I have the series
$$T(x) = \sum_{n=0}^\infty t_nx^n$$
Is there anyway to express $\sum_{n=0}^\infty nt_nx^n$ in terms of $T(x)$? I tried differentiating $T(x)$ but only got so far as to express the latter as $xT'(x)$.
If that desired form of $T(x)$ is not possible, then is there a way to solve the following for $T(x)$? $$x^2T'(x) +(3x-1)T(x) +1 = 0$$ My goal is to obtain an algebraic expression for $T(x)$, preferably one that could be then manipulated to obtain an infinite power series.
You are correct: $$\sum_{n=0}^\infty n t_n x^n = x T'(x)$$.
$$ x^2 T'(x) + (3x-1) T(x) + 1 = 0$$ is a first-order linear differential equation. Its general solution is $$ c \frac{\exp(-1/x)}{x^3} - \frac{\exp(-1/x) \Gamma(0,-1/x)}{2 x^3} - \frac{1}{2x} - \frac{1}{2x^3} $$ where $c$ is an arbitrary constant.
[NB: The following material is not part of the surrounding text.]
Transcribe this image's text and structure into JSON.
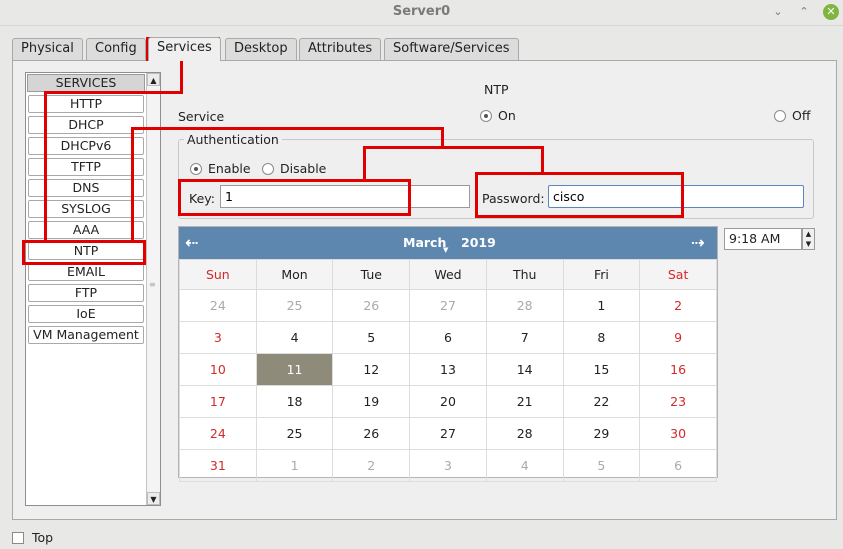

However, this is not analytic at $x=0$.
EDIT: In terms of the $t_n$, your differential equation says $t_0 = 1$ and $t_n = (n+2) t_{n-1}$ for $n \ge 1$. This recurrence can easily be solved, to obtain $t_n = (n+2)!/2$. However, the series $\sum_{n=0}^\infty (n+2)!\; x^n/2$ diverges for all $x \ne 0$.